When querying a gene list or a disease list in order to get all related gene-disease associations, the output page shows a table with the following columns:
  • Genes symbol: official gene symbol linked to Entrez Gene
  • Disease: disease term from the MeSH vocabulary (links to related MeSH database entry)
  • Gene-disease citations: number of gene-related citations associated with the disease in the literature (you may filter out low counts < 5) (links to a max of 200 relevant citations)
  • Gene citations: number of gene-related citations
  • Fold change: (number of gene-related citations associated with the disease in the literature / number of gene citations) / (number of disease-related citations / total number of citations)
  • P-value: computed by a Fisher's exact test (may not be reliable for low counts < 5)
  • FDR: False Discovery Rate computed by Benjamini Hochberg method

Top Data Mining Tools

Genes from this table can be analyzed as a set to find enriched diseases by clicking on the button below the table labeled 'Submit all genes to Gene set → diseases enrichment analysis'. Click on the following link to see an example: example output web page for a gene to disease analysis for 5 genes. Click on the following link to see an example: example output web page for a disease to gene analysis for 1 disease. The text TSV version of this table contains 2 additional columns as follows:
  • Entrez Gene ID: Entrez Gene ID of the gene.
  • PMIDs: comma-separated list of PMIDs of relevant citations in the literature.
Click on the following link to see an example: example output text page for a gene to disease analysis for 5 genes. Click on the following link to see an example: example output text page for a disease to gene analysis for 1 disease.

Copyright

Data mining tools Copyright Fontaine 2015. Data processed by this tool are provided by NCBI. Please see NCBI's Disclaimer and Copyright notice.

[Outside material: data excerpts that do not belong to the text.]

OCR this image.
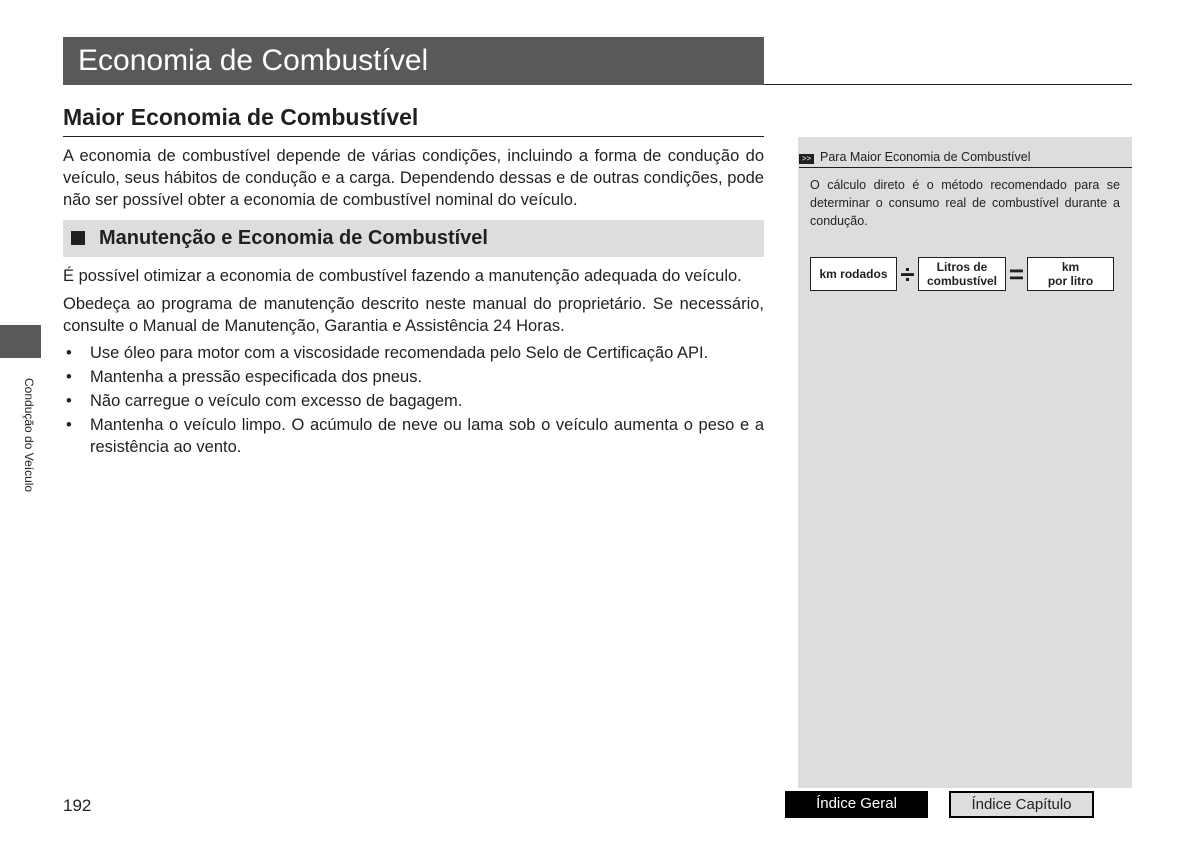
Economia de Combustível
Maior Economia de Combustível
A economia de combustível depende de várias condições, incluindo a forma de condução do veículo, seus hábitos de condução e a carga. Dependendo dessas e de outras condições, pode não ser possível obter a economia de combustível nominal do veículo.
Manutenção e Economia de Combustível
É possível otimizar a economia de combustível fazendo a manutenção adequada do veículo.
Obedeça ao programa de manutenção descrito neste manual do proprietário. Se necessário, consulte o Manual de Manutenção, Garantia e Assistência 24 Horas.
• Use óleo para motor com a viscosidade recomendada pelo Selo de Certificação API.
• Mantenha a pressão especificada dos pneus.
• Não carregue o veículo com excesso de bagagem.
• Mantenha o veículo limpo. O acúmulo de neve ou lama sob o veículo aumenta o peso e a resistência ao vento.
Condução do Veículo
>> Para Maior Economia de Combustível
O cálculo direto é o método recomendado para se determinar o consumo real de combustível durante a condução.
km rodados ÷ Litros de
combustível =	km
por litro
192	Índice Geral	Índice Capítulo
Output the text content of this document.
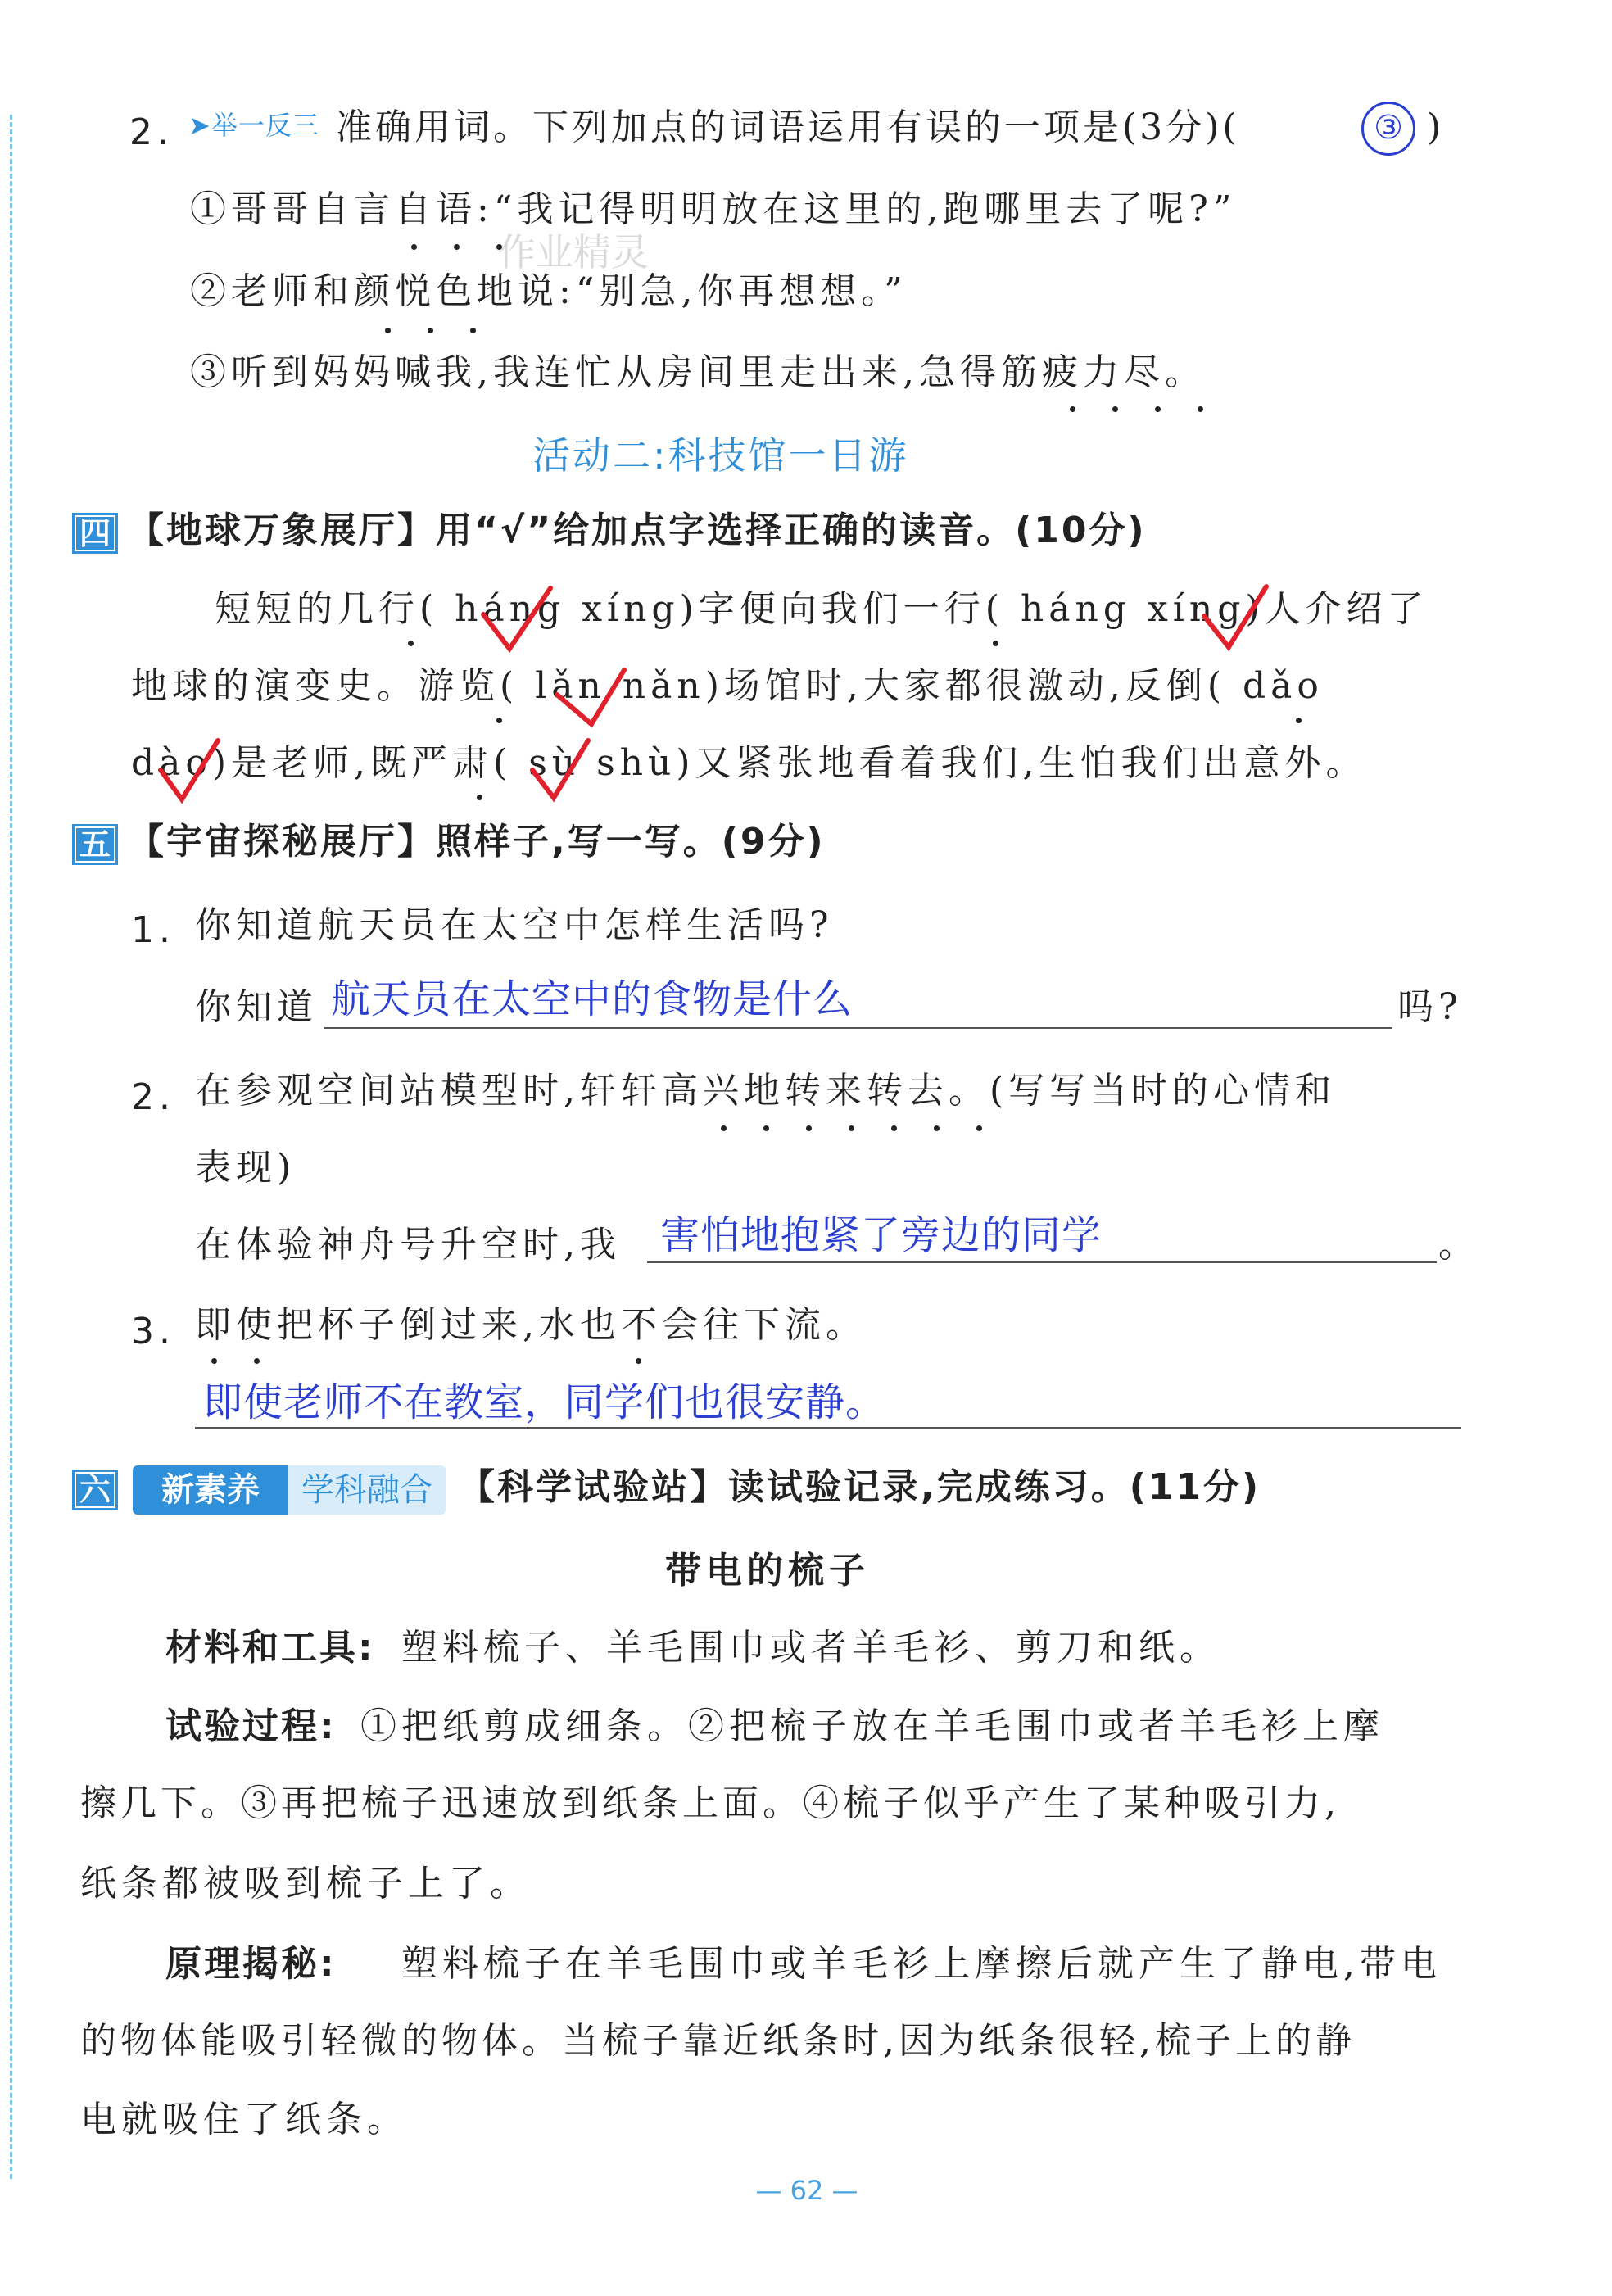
2. ➤举一反三 准确用词。下列加点的词语运用有误的一项是(3分)(	③ )
①哥哥自言自语:“我记得明明放在这里的,跑哪里去了呢?”
②老师和颜悦色地说:“别急,你再想想。”
③听到妈妈喊我,我连忙从房间里走出来,急得筋疲力尽。
活动二:科技馆一日游
四 【地球万象展厅】用“√”给加点字选择正确的读音。(10分)
短短的几行( háng xíng)字便向我们一行( háng xíng)人介绍了
地球的演变史。游览( lǎn nǎn)场馆时,大家都很激动,反倒( dǎo
dào)是老师,既严肃( sù shù)又紧张地看着我们,生怕我们出意外。
作业精灵
五 【宇宙探秘展厅】照样子,写一写。(9分)
1. 你知道航天员在太空中怎样生活吗?
你知道 航天员在太空中的食物是什么	吗?
2. 在参观空间站模型时,轩轩高兴地转来转去。(写写当时的心情和
表现)
在体验神舟号升空时,我 害怕地抱紧了旁边的同学	。
3. 即使把杯子倒过来,水也不会往下流。
即使老师不在教室，同学们也很安静。
六	新素养	学科融合 【科学试验站】读试验记录,完成练习。(11分)
带电的梳子
材料和工具: 塑料梳子、羊毛围巾或者羊毛衫、剪刀和纸。
试验过程: ①把纸剪成细条。②把梳子放在羊毛围巾或者羊毛衫上摩
擦几下。③再把梳子迅速放到纸条上面。④梳子似乎产生了某种吸引力,
纸条都被吸到梳子上了。
原理揭秘: 塑料梳子在羊毛围巾或羊毛衫上摩擦后就产生了静电,带电
的物体能吸引轻微的物体。当梳子靠近纸条时,因为纸条很轻,梳子上的静
电就吸住了纸条。
— 62 —
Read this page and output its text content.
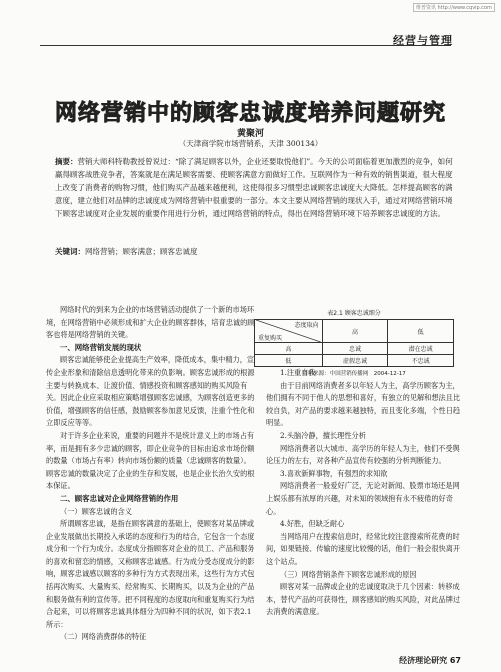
维普资讯 http://www.cqvip.com
经营与管理
网络营销中的顾客忠诚度培养问题研究
黄聚河
（天津商学院市场营销系，天津 300134）
摘要：营销大师科特勒教授曾说过：“除了满足顾客以外，企业还要取悦他们”。今天的公司面临着更加激烈的竞争，如何赢得顾客战胜竞争者，答案就是在满足顾客需要、使顾客满意方面做好工作。互联网作为一种有效的销售渠道，很大程度上改变了消费者的购物习惯，他们购买产品越来越便利，这使得很多习惯型忠诚顾客忠诚度大大降低。怎样提高顾客的满意度，建立他们对品牌的忠诚度成为网络营销中很重要的一部分。本文主要从网络营销的现状入手，通过对网络营销环境下顾客忠诚度对企业发展的重要作用进行分析，通过网络营销的特点，得出在网络营销环境下培养顾客忠诚度的方法。
关键词：网络营销；顾客满意；顾客忠诚度

网络时代的到来为企业的市场营销活动提供了一个新的市场环境，在网络营销中必须形成和扩大企业的顾客群体，培育忠诚的顾客也将是网络营销的关键。

一、网络营销发展的现状

顾客忠诚能够使企业提高生产效率，降低成本，集中精力，宣传企业形象和清除信息透明化带来的负影响。顾客忠诚形成的根源主要与转换成本、让渡价值、情感投资和顾客感知的购买风险有关。因此企业应采取相应策略增强顾客忠诚感，为顾客创造更多的价值，增强顾客的信任感，鼓励顾客参加意见反馈，注重个性化和立即反应等等。

对于许多企业来说，重要的问题并不是统计意义上的市场占有率，而是拥有多少忠诚的顾客，即企业竞争的目标由追求市场份额的数量（市场占有率）转向市场份额的质量（忠诚顾客的数量）。顾客忠诚的数量决定了企业的生存和发展，也是企业长治久安的根本保证。

二、顾客忠诚对企业网络营销的作用

（一）顾客忠诚的含义

所谓顾客忠诚，是指在顾客满意的基础上，使顾客对某品牌或企业发展做出长期投入承诺的态度和行为的结合，它包含一个态度成分和一个行为成分。态度成分指顾客对企业的员工、产品和服务的喜欢和留恋的情感，又称顾客忠诚感。行为成分受态度成分的影响，顾客忠诚感以顾客的多种行为方式表现出来，这些行为方式包括再次购买、大量购买、经常购买、长期购买，以及为企业的产品和服务做有利的宣传等。把不同程度的态度取向和重复购买行为结合起来，可以将顾客忠诚具体细分为四种不同的状况，如下表2.1所示：

（二）网络消费群体的特征

表2.1 顾客忠诚细分
态度取向
重复购买	高	低
高	忠诚	潜在忠诚
低	虚假忠诚	不忠诚
资料来源：中国营销传播网　2004-12-17

1.注重自我

由于目前网络消费者多以年轻人为主，高学历顾客为主，他们拥有不同于他人的思想和喜好，有独立的见解和想法且比较自负，对产品的要求越来越独特，而且变化多端，个性日趋明显。

2.头脑冷静，擅长理性分析

网络消费者以大城市、高学历的年轻人为主，他们不受舆论压力的左右，对各种产品宣传有较强的分析判断能力。

3.喜欢新鲜事物，有强烈的求知欲

网络消费者一般爱好广泛，无论对新闻、股票市场还是网上娱乐都有浓厚的兴趣，对未知的领域抱有永不疲倦的好奇心。

4.好胜，但缺乏耐心

当网络用户在搜索信息时，经常比较注意搜索所花费的时间，如果链接、传输的速度比较慢的话，他们一般会很快离开这个站点。

（三）网络营销条件下顾客忠诚形成的原因

顾客对某一品牌或企业的忠诚度取决于几个因素：转移成本，替代产品的可获得性，顾客感知的购买风险，对此品牌过去消费的满意度。

经济理论研究 67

MeSH Headings are from MEDLINE®/PubMed®, a database of the U.S. National Library of Medicine.

Disclaimer

Data Mining Tools Comparison

THIS SERVICE IS PROVIDED BY THE COPYRIGHT HOLDERS AND CONTRIBUTORS 'AS IS' AND ANY EXPRESS OR IMPLIED WARRANTIES, INCLUDING, BUT NOT LIMITED TO, THE IMPLIED WARRANTIES OF MERCHANTABILITY AND FITNESS FOR A PARTICULAR PURPOSE ARE DISCLAIMED. IN NO EVENT SHALL THE COPYRIGHT HOLDER OR CONTRIBUTORS BE LIABLE FOR ANY DIRECT, INDIRECT, INCIDENTAL, SPECIAL, EXEMPLARY, OR CONSEQUENTIAL DAMAGES (INCLUDING, BUT NOT LIMITED TO, PROCUREMENT OF SUBSTITUTE GOODS OR SERVICES; LOSS OF USE, DATA, OR PROFITS; OR BUSINESS INTERRUPTION) HOWEVER CAUSED AND ON ANY THEORY OF LIABILITY, WHETHER IN CONTRACT, STRICT LIABILITY, OR TORT (INCLUDING NEGLIGENCE OR OTHERWISE) ARISING IN ANY WAY OUT OF THE USE OF THIS SERVICE, EVEN IF ADVISED OF THE POSSIBILITY OF SUCH DAMAGE.